The music industry exists primarily to remind us how old we are getting.

This week R.E.M. release the 25th Anniversary Edition of their punctually-deficient fourth album, Lifes Rich Paegant. The album, produced by Don Gehman and released in 1986, features the hit "Fall On Me," a cover of the Clique's "Superman" and is best known as yet another album where the singing of Michael Stipe becomes disturbingly clearer.

Let's do ten facts everyone needs to know about R.E.M.

10) R.E.M. Began As A Riddle: When they began, Michael Stipe sang with marbles in his mouth and had lots of hair. They liked things that were out of focus and song titles that gave you little idea what they were thinking. Nobody figured these shy boys would end up playing arenas unless they locked it before anyone got in.

9) R.E.M. Were Considered "Retro" for Playing Guitars: It sounds crazy, but it's true. By the early 1980s, synthesizers were hot and even heavy metal bands added keyboards to their sound! Punk bands maintained distortion. R.E.M. jangled. On Rickenbackers! What year was it? This was going to be the next great American Rock Band? It didn't work for the db's!

8) R.E.M. Are Athens, Georgia's Second Best Band: Pylon broke up the first time in 1983. When R.E.M. were declared America's Best Rock Band, they didn't agree. The title belonged to this other Athens, Georgia band. They covered Pylon songs to make the band a little money. Since who bought Pylon albums? db's fans?

7) Bassist Mike Mills Is Their Secret Weapon: Stipe is the singer. Peter Buck plays with every musician he can find. Bill Berry retired. But anyone carefully listening to R.E.M. records knows the architect behind all their best stuff is the quiet, mild-mannered, un-rock-looking bassist, Mike Mills, who adds harmonies and works out the arrangements like he's John Paul Jones of the Led Zeppelin.

6) R.E.M. Signed a Record $80 Million Contract in 1996: Like Derek Jeter, R.E.M. were given a huge contract that paid them for past performance. It was the largest contract at that time. It ensured that no member of R.E.M. would ever work as a valet.

5) R.E.M. Have Not Been The Same Since The Drummer Left: A year after signing that huge contract, drummer Bill Berry, who experienced a brain aneurysm back in 1995, decided to leave the group and enjoy his life. While the band has used other drummers since, the chemistry was forever altered. Odd, considering R.E.M. were never a band dependent on rhythm and you'd think somebody would be able to drive the band. Pearl Jam have had how many drummers?

4) R.E.M. Created The Morally Responsible Rock Star: There are still mumbled allegations that the band could be pretty wild on tour, but when you think R.E.M., you think, "recycle your garbage."

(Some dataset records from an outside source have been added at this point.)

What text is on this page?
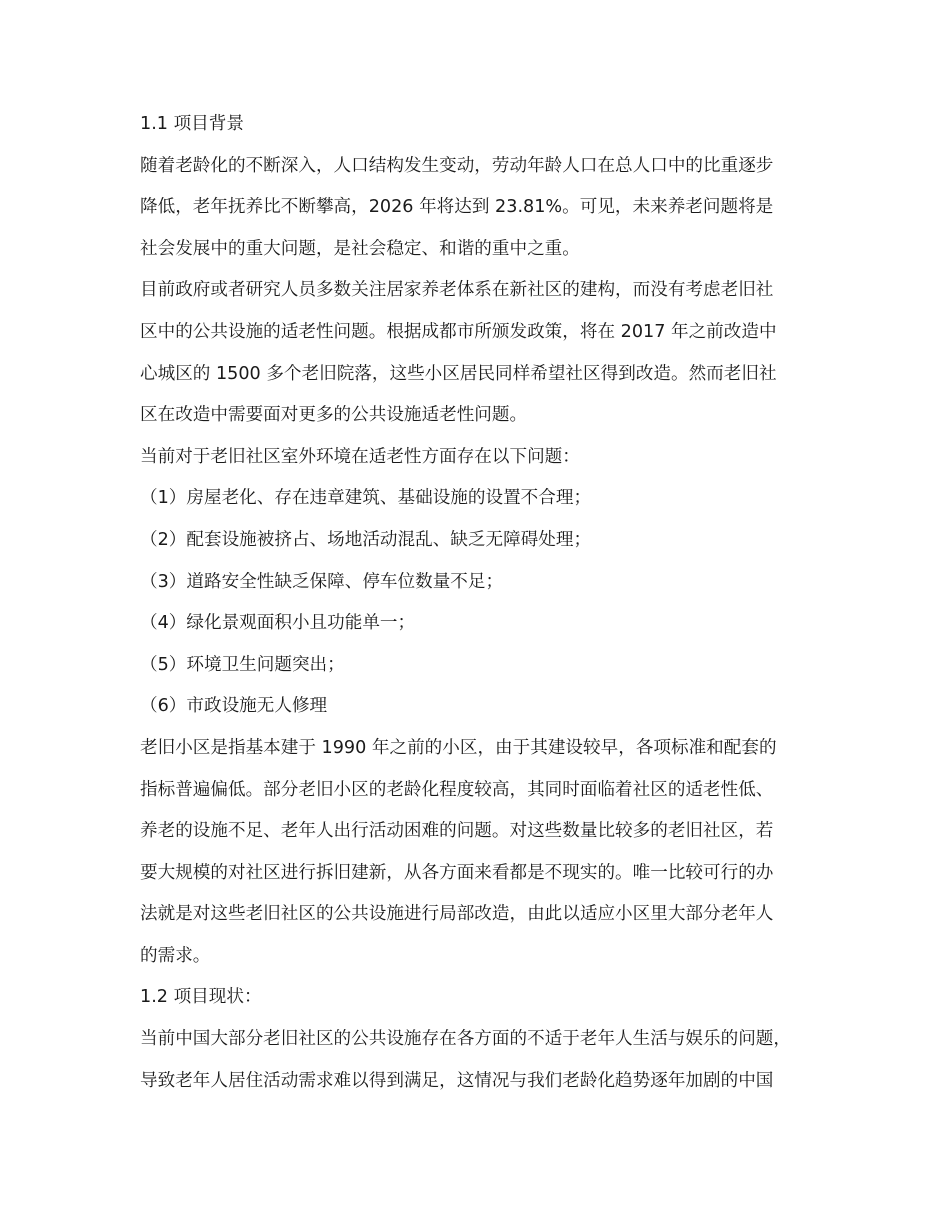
1.1 项目背景
随着老龄化的不断深入，人口结构发生变动，劳动年龄人口在总人口中的比重逐步
降低，老年抚养比不断攀高，2026 年将达到 23.81%。可见，未来养老问题将是
社会发展中的重大问题，是社会稳定、和谐的重中之重。
目前政府或者研究人员多数关注居家养老体系在新社区的建构，而没有考虑老旧社
区中的公共设施的适老性问题。根据成都市所颁发政策，将在 2017 年之前改造中
心城区的 1500 多个老旧院落，这些小区居民同样希望社区得到改造。然而老旧社
区在改造中需要面对更多的公共设施适老性问题。
当前对于老旧社区室外环境在适老性方面存在以下问题：
（1）房屋老化、存在违章建筑、基础设施的设置不合理；
（2）配套设施被挤占、场地活动混乱、缺乏无障碍处理；
（3）道路安全性缺乏保障、停车位数量不足；
（4）绿化景观面积小且功能单一；
（5）环境卫生问题突出；
（6）市政设施无人修理
老旧小区是指基本建于 1990 年之前的小区，由于其建设较早，各项标准和配套的
指标普遍偏低。部分老旧小区的老龄化程度较高，其同时面临着社区的适老性低、
养老的设施不足、老年人出行活动困难的问题。对这些数量比较多的老旧社区，若
要大规模的对社区进行拆旧建新，从各方面来看都是不现实的。唯一比较可行的办
法就是对这些老旧社区的公共设施进行局部改造，由此以适应小区里大部分老年人
的需求。
1.2 项目现状：
当前中国大部分老旧社区的公共设施存在各方面的不适于老年人生活与娱乐的问题，
导致老年人居住活动需求难以得到满足，这情况与我们老龄化趋势逐年加剧的中国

3) You Can Never Trust A Review Of A New R.E.M. Album: Just as you rightfully roll your eyes at the term "best album since Exile On Main St.," or guffaw cynically at another rave review for something by Eric Clapton, you never take a positive review of a post-1994 R.E.M. too seriously. Too much money and too much reputation rides on these fellas for anyone in power to voice concerns that they ain't what they used to be. If you meet someone who tells you Around the Sun is "just as good" as Chronic Town, figure they work for Rolling Stone or management.

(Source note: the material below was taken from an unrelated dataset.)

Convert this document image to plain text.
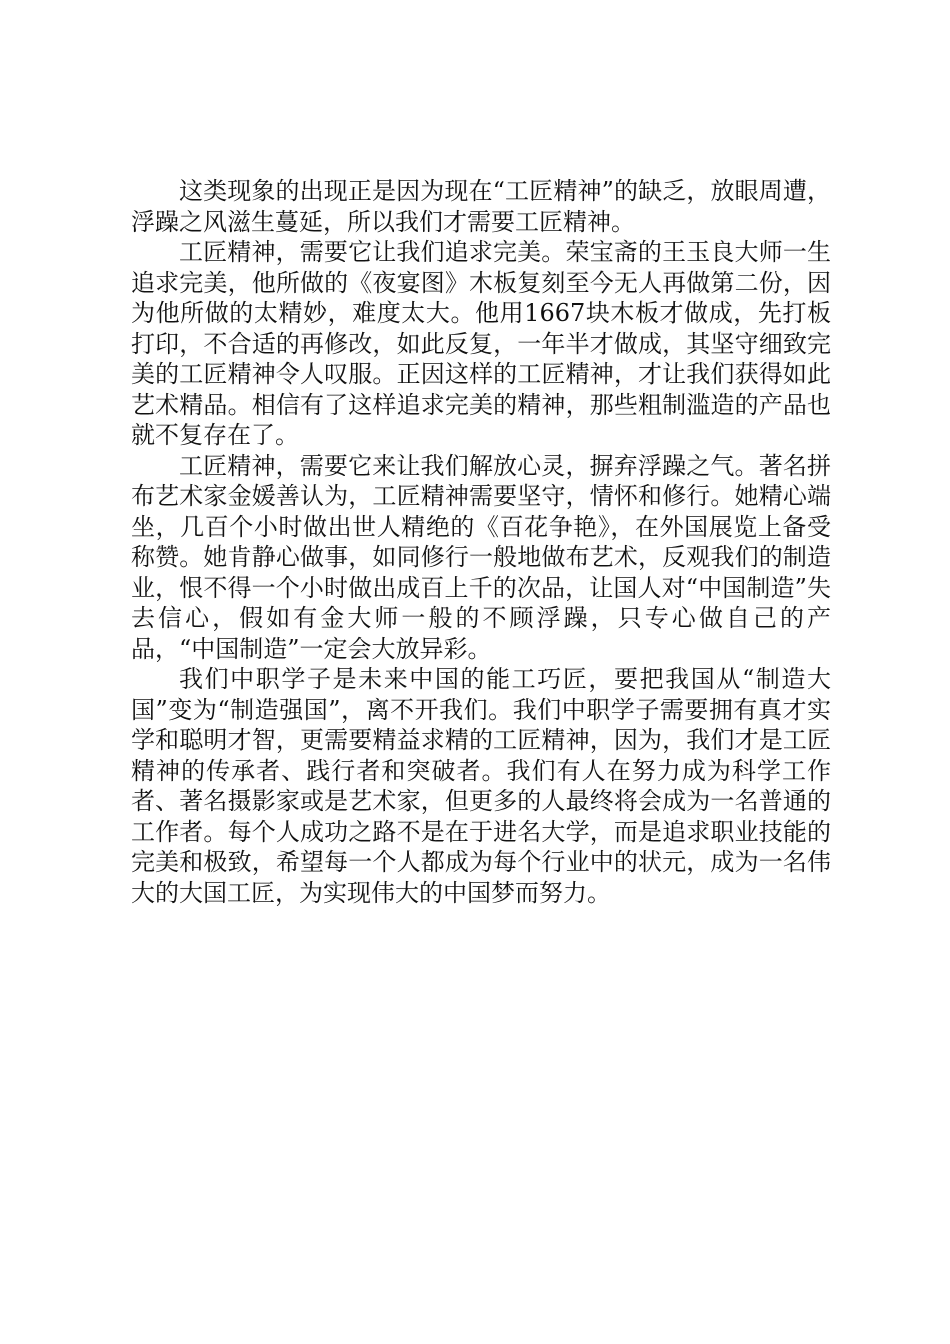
这类现象的出现正是因为现在“工匠精神”的缺乏，放眼周遭，浮躁之风滋生蔓延，所以我们才需要工匠精神。

工匠精神，需要它让我们追求完美。荣宝斋的王玉良大师一生追求完美，他所做的《夜宴图》木板复刻至今无人再做第二份，因为他所做的太精妙，难度太大。他用1667块木板才做成，先打板打印，不合适的再修改，如此反复，一年半才做成，其坚守细致完美的工匠精神令人叹服。正因这样的工匠精神，才让我们获得如此艺术精品。相信有了这样追求完美的精神，那些粗制滥造的产品也就不复存在了。

工匠精神，需要它来让我们解放心灵，摒弃浮躁之气。著名拼布艺术家金媛善认为，工匠精神需要坚守，情怀和修行。她精心端坐，几百个小时做出世人精绝的《百花争艳》，在外国展览上备受称赞。她肯静心做事，如同修行一般地做布艺术，反观我们的制造业，恨不得一个小时做出成百上千的次品，让国人对“中国制造”失去信心，假如有金大师一般的不顾浮躁，只专心做自己的产品，“中国制造”一定会大放异彩。

我们中职学子是未来中国的能工巧匠，要把我国从“制造大国”变为“制造强国”，离不开我们。我们中职学子需要拥有真才实学和聪明才智，更需要精益求精的工匠精神，因为，我们才是工匠精神的传承者、践行者和突破者。我们有人在努力成为科学工作者、著名摄影家或是艺术家，但更多的人最终将会成为一名普通的工作者。每个人成功之路不是在于进名大学，而是追求职业技能的完美和极致，希望每一个人都成为每个行业中的状元，成为一名伟大的大国工匠，为实现伟大的中国梦而努力。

2) R.E.M. Changed People's Lives: It's all about your age. It may seem silly to older people who had their lives altered by Presley or the Beatles or Lothar and the Hand People or Uriah Heep or the Pet Shop Boys... Everyone is young at a different moment and learns things at their own pace. Many people are not affected by music. I don't know those people. R.E.M. were never my band, but they were for many people of "my g-g-g-generation."

1) R.E.M. Are The Epitome of College Rock: Yes, yes, when you look in the dictionary under "college rock," there will be a picture. R.E.M. give hope to liberal arts majors everywhere who would love to be artists but have neither the trust fund nor the talent. Surely, the lives of underachievers everywhere - and the chronically underemployed - are soundtracked by the first handful of R.E.M. records. Brother, can you spare an LP?